Now why do I feel that part 2 deserves special recognition over its sequel and the original.Some poeple might think that since Mega Man 1 is the original it deserves special recognition above the rest. Others think Mega Man 3 was the better game because it had an extra layer of polish. Simply put Mega Man 2 is the perfect example of a Mega Man game. The original lacked the layer of polish to make it really stand out, the basics were there but playing the game you can tell it was missing something and did not live up to its full potential. Mega Man 3, while still a great game, was the first in a series of over working the franchise. I would still suggest that Mega Man 3 is a great game but it did nothing better than Mega Man 2. Mega Man 3 was created because the success of Mega Man 2, it was not a labour of love it was an assignment. It also gave Mega Man his first superfluous abilities (sliding and a dog named rush) that pointed toward the watering down of the series. Mega Man 2 is just the right mix of old and new, and you can tell everyone who worked on it cared a great deal about it and strived toward this piece of art.


  1. Wow,

    I was never a gamer but when I was a kid I LOVED this game. The music really brings me back. Crash Man was my favourite boss and only after listening to his music just now did I realize that the music I've been humming for years was from Mega Man 2...great post!

    Also good point about the underwear outside the pants. So much practical stuff goes into these decisions: like most cartoon characters having 3 fingers and 1 thumb instead of 4 fingers.
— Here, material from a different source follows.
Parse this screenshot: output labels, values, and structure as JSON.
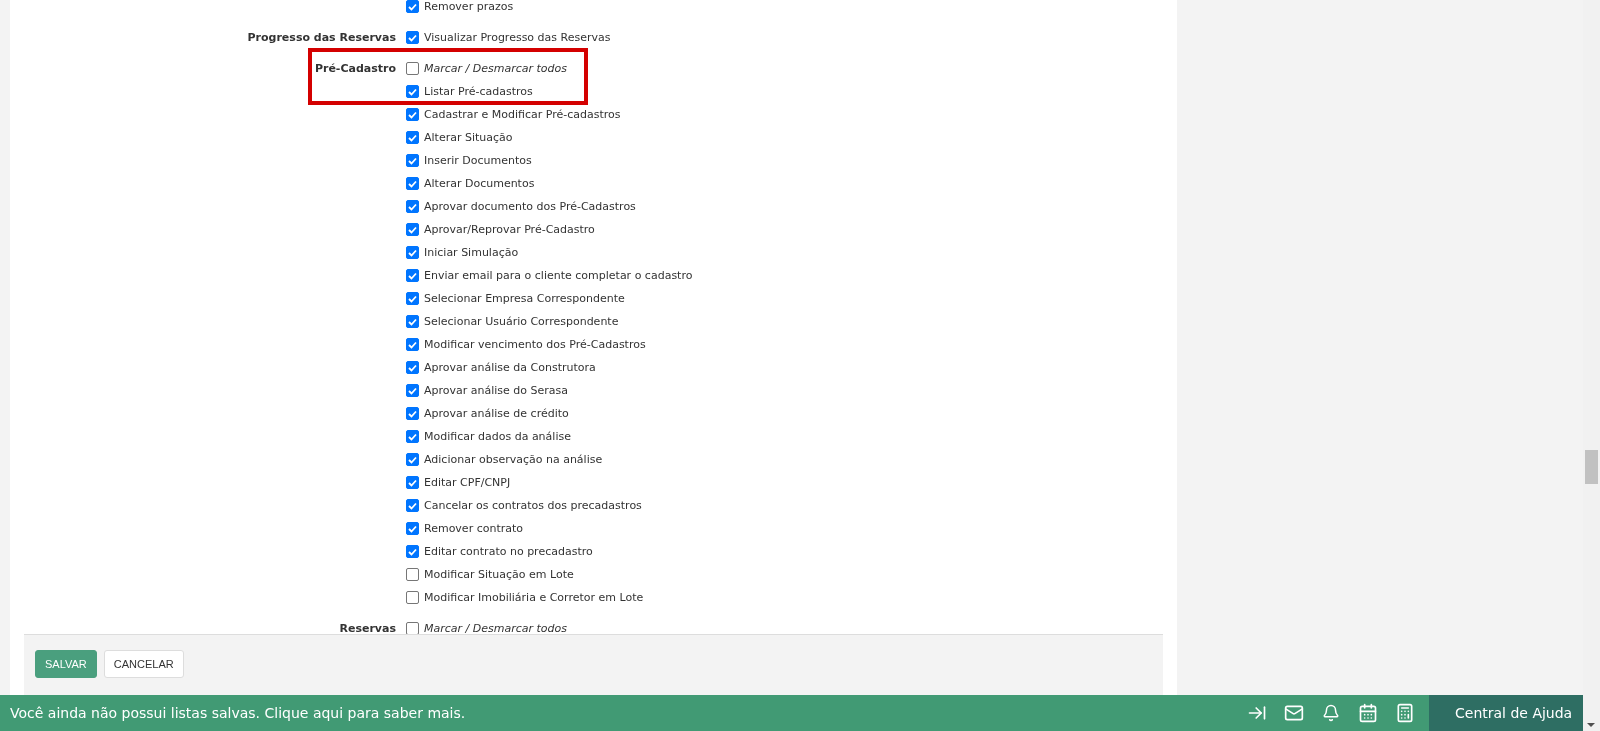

  2. Being a kid from the Gulf, Sega was the console of choice. We all had the Mega Drive (The Japanese version of Genesis) so I'm not very familiar with the Mega Man franchise. I just checked out some of the gameplay vids on youtube for megaman2 and I really don't see what's so great about it. How was it better than Sonic or any of the famous Sega games?


  3. Yeah the Sega master system was the console of choice for the the UK, Brazil, and West Asia. I don't really know why it came out like that, maybe it was the marketing in those nations. Luckily I had a friend across the street who owned everything Sega so I spent my time at his place playing a lot of master system and he was at my house playing Nintendo.

    Maybe part of it is you had to be there at the time, but I can't really say since I still play this game and still love it so it has to be more then nostalgia for me.

    If you look at Mega Man as a franchise it doesn't seem that special. Most of the games are mediocre. But Mega Man 2 always is listed as one of the best games. One thing that every latches on to is the music. Its hard not hear that they are fairly catchy tunes and really push the NES's sound capabilites.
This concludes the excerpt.